To be clear, no one’s really afraid of the actual growth part. Everyone wants to grow their business, they want to gain more customers and make more money. The problem is, many security company owners are afraid to take the risks and implement the changes they need to grow.
This is especially true given how hard it can be to just get a toehold in the security industry. Many owners are former law enforcement or security officers themselves, and once they get their business stable and manage to get themselves out of the field, complacency sets it. They get comfortable and don’t feel motivated to take it to the next level.
The problem with this attitude is that the security guard industry is constantly changing. You can’t just sit around doing the same thing you’ve always done, because sooner or later someone else is going to come in with newer technology and processes. At that point, you’ll be forced to adapt or lose your customers.
As we’ve said before, the most successful companies are proactive, not reactive. It’s better to be the one doing things different and going after your competitors’ customers rather than the other way around. We’ve identified three key fears that keep owners from making changes and growing their business.
The Fear Of Not Knowing Where To Start
This is a fear in just about every area of our lives: business, art, relationships. As humans, we’re always scared that we’ll start off in the wrong direction and get set on the wrong course. Part of getting past this fear is just understanding the universality of it. No on knows where to start, but lots of people have managed to figure it out along the way.
It’s also helpful to remember that where you start doesn’t have to be where you finish. Even if you get started wrong, there’s plenty of time to make changes and fix things as you move down the path towards growth.
Johnny explains how you can make small changes and figure out what works using the “Build, Measure, and Learn” method.
“Build what we think it would take to change… measure it, and then learn from it,” he said on today’s episode.
To use the obvious example, if you’re implementing guard management software, build the system into your operations on one site, measure its impact on performance, and then learn from that experience to see how you can better utilize it in the future.
This works for any change you might want to make. If you think you need to hire a business development manager to spur growth, then bring someone in for a trial period. Measure how they impact your company, not just in terms of sales, but also in their impact on your operations, strategy, and company culture. Then, learn from the experience and decide if you want to move on with them, bring in someone else, or restructure the role.

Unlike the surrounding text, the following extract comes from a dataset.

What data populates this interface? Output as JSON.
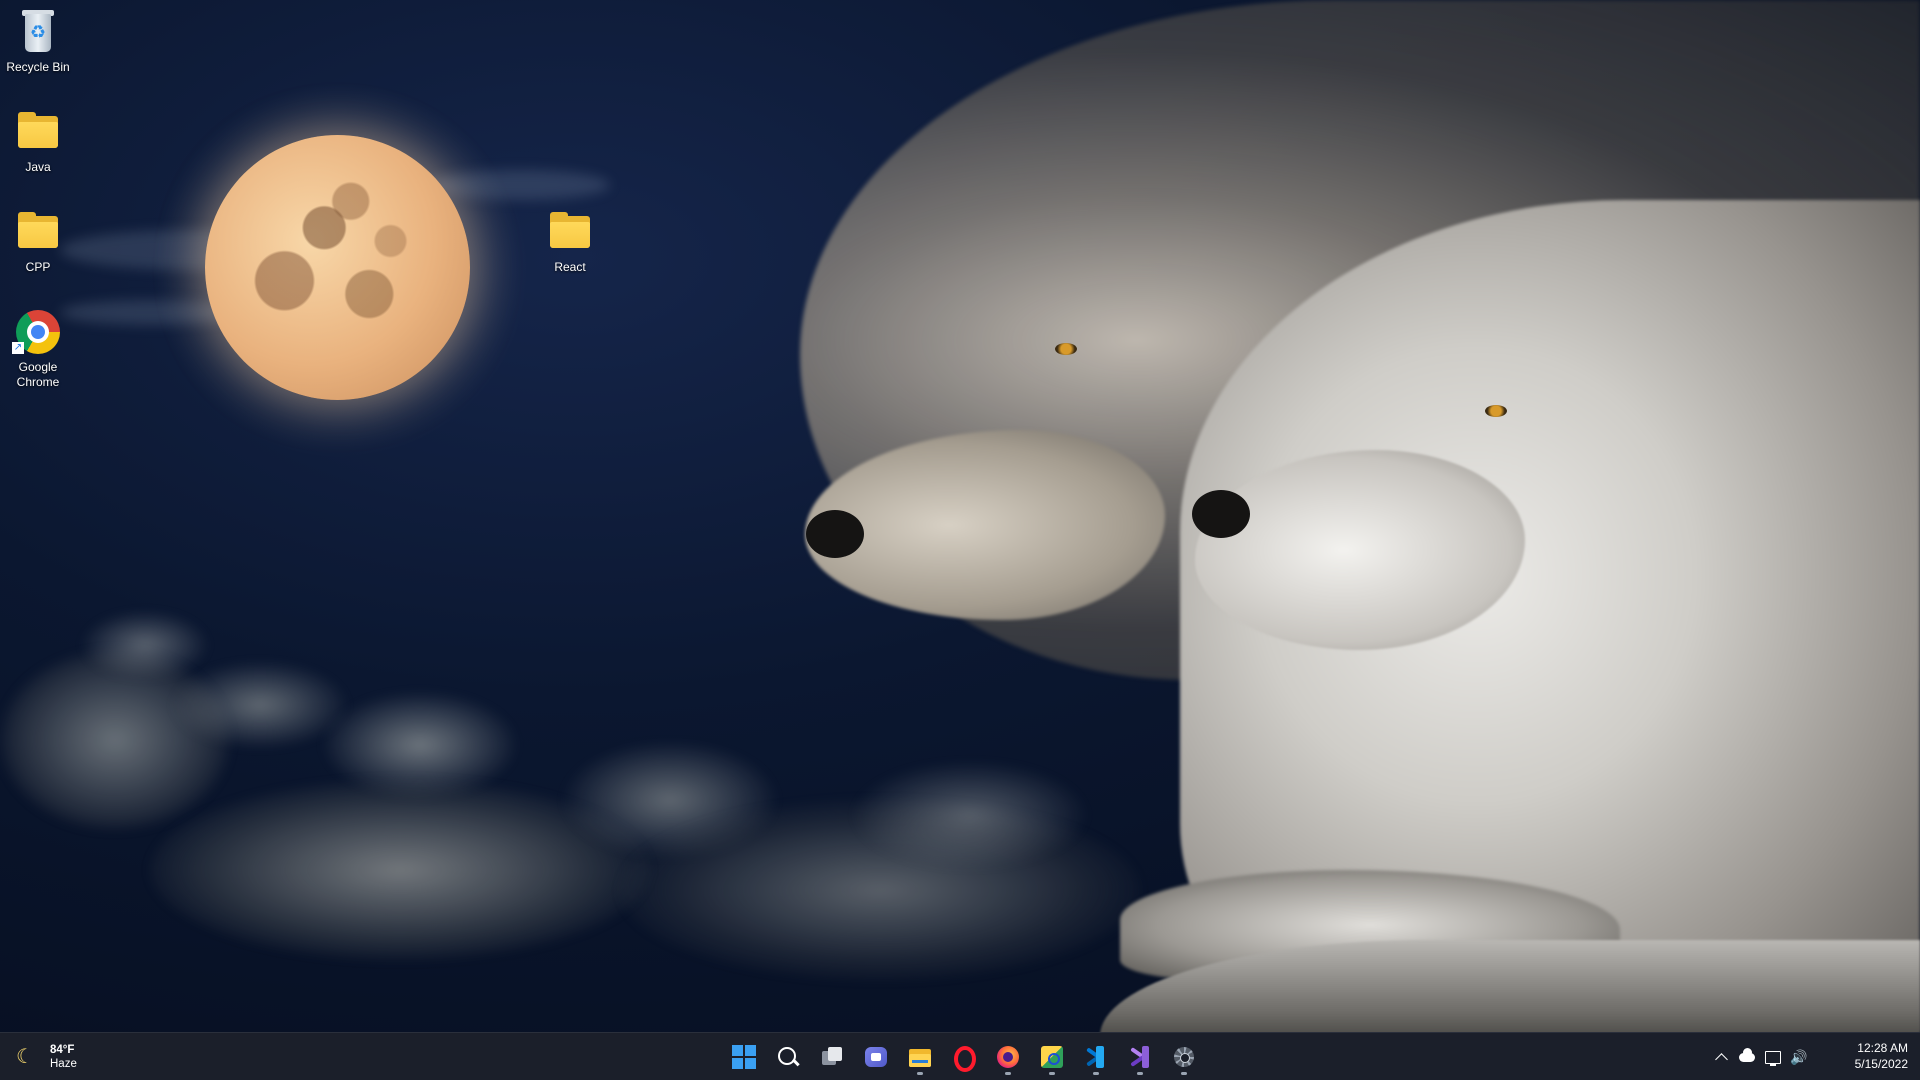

Too often, we see companies put off making these changes because they’re busy putting out fires on a day to day basis, but the truth is that everyone has to deal with these problems. That’s not a good excuse for not making an effort to grow and improve your business.
The Fear Of Being Considered Crazy
Going out on a limb and doing something different always entails some sort of risk. Owners are understandably worried about breaking from traditional industry practices and being seen as crazy and foolish.
To that, I have two responses. One, the people coming before you don’t have all the answers. Just because something’s been done the same way for a while doesn’t mean it’s the best way to do things, and with changing customer needs, technologies, and economic conditions, every business needs to be ready to adapt.
Two, every business is unique. Don’t worry about what other people think is right, worry about what’s best for your business.
The Fear Of Not Attracting Customers
Another fear is simply that your growth efforts will fail, that when it comes down to it you won’t be able to bring in the new customers. This is often a self-fulfilling prophecy, as companies that don’t believe they can attract new customers end up acting like small operations, which limits their ability to grow.
“You’ll be as big of a company as you act. If we act like a bigger company than we are, one day we’ll be a bigger company than we are today.” - Johnny Page
That means instituting the procedures, like regular quarterly reviews, of a big company, even if you’re not at that level yet. It also means learning how to handle contracts outside your wheelhouse and expanding your potential customer base.
To a large extent, growth is about belief. If you believe your company can grow and succeed, and start acting like that’s going to happen, then you’ve got a good chance of being successful.